Release Notes

Released October 28

  • New device: Snapdragon 8 Elite was announced at Snapdragon Summit and is available for all users by specifying device = hub.Device("Snapdragon 8 Elite QRD")

  • New device: The automotive device, Snapdragon Cockpit Gen 4 (SA8295P) is now ready to use in AI Hub. Select it with --device "SA8295P ADP" --device-os 14.

  • Once you’ve signed in to AI Hub with SSO, you will automatically be re-directed to the page of interest

Released October 14

  • (Beta) Qualcomm AI Hub now enables converting float32 models to use integer numerics (e.g. int8, int16). This beta feature can be used via the submit_quantize_job API to quantize a PyTorch model. Check out more details and examples in our documentation.

  • Int64 is now supported (both inference and profiling jobs)!

  • Upgraded to QNN 2.27

Released October 7

  • Improved support for rank-0 (scalar) tensors in inference jobs.

  • Update job states when a job is submitted (and fixed a pesky UI bug) to give more clarity around the stage your job is in.

  • Improved error messages in many cases, including: use of data types not supported by the profiler, invalid TFLite model files and out of memory errors on many devices.

  • Client version 0.17.0 pip install qai-hub==0.17.0 was released, this includes fixes for HTTP retries that should make uploading and downloading data much more reliable!

  • New device support!
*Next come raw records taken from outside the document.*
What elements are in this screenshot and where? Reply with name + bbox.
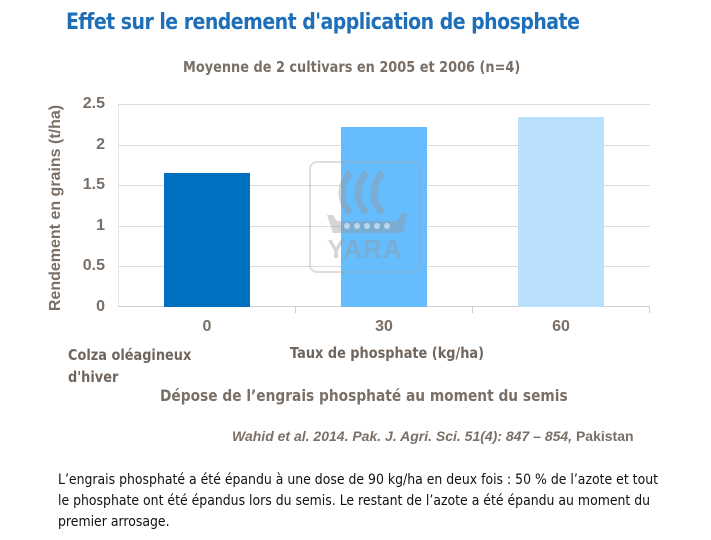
y-tick-label: 0.5 [82,257,105,275]
x-tick-label: 30 [375,318,393,335]
viking-ship-icon [327,170,407,233]
bar-60 [518,117,604,307]
y-axis-label: Rendement en grains (t/ha) [47,104,64,312]
gridline [118,104,650,105]
x-tick [649,307,650,313]
chart-title: Effet sur le rendement d'application de … [66,10,580,35]
application-note: Dépose de l’engrais phosphaté au moment … [160,386,568,405]
x-tick-label: 60 [552,318,570,335]
y-tick-label: 2.5 [82,95,105,112]
y-axis-line [118,104,119,307]
y-tick-label: 1 [96,216,105,234]
y-tick-label: 0 [96,298,105,315]
bar-0 [164,173,250,307]
caption-text: L’engrais phosphaté a été épandu à une d… [58,472,658,530]
chart-subtitle: Moyenne de 2 cultivars en 2005 et 2006 (… [183,58,521,76]
source-citation: Wahid et al. 2014. Pak. J. Agri. Sci. 51… [232,428,634,444]
x-tick-label: 0 [202,318,212,335]
x-tick [472,307,473,313]
citation-text: Wahid et al. 2014. Pak. J. Agri. Sci. 51… [232,428,573,444]
watermark-text: YARA [327,234,403,264]
x-axis-label: Taux de phosphate (kg/ha) [290,344,485,362]
citation-country: Pakistan [572,428,634,444]
plot-area [118,104,650,313]
bar-30 [341,126,427,307]
yara-watermark: YARA [309,161,421,273]
crop-label: Colza oléagineux d'hiver [68,344,191,388]
y-tick-label: 1.5 [82,176,105,194]
x-tick [295,307,296,313]
crop-label-line1: Colza oléagineux [68,346,192,364]
crop-label-line2: d'hiver [68,368,119,386]
y-tick-label: 2 [96,135,105,153]
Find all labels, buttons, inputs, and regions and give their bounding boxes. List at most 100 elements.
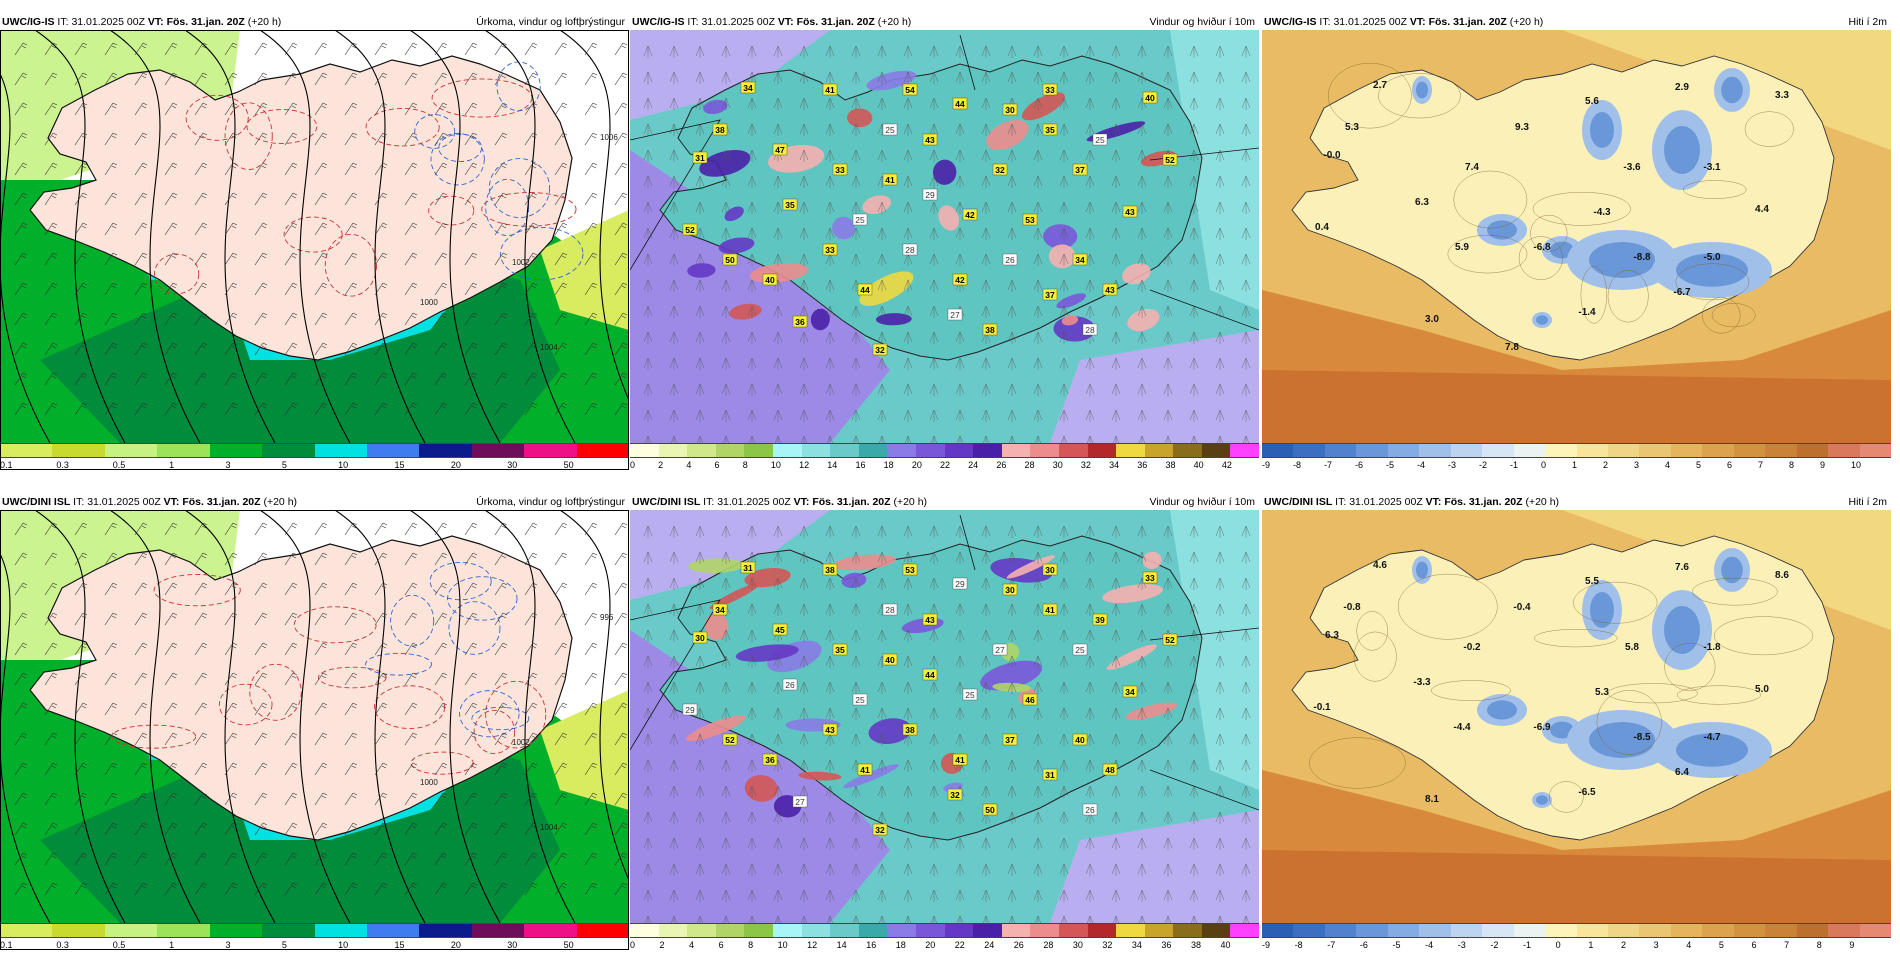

You can now launch jobs and target the Snapdragon X Plus on AI Hub by specifying device = hub.Device("Snapdragon X Plus 8-Core CRD")

Released September 23

  • The chipset attribute for all proxy devices has been renamed to include the suffix -proxy. For example, chipset:qualcomm-qcs6490 is now chipset:qualcomm-qcs6490-proxy. Device names remain unchanged.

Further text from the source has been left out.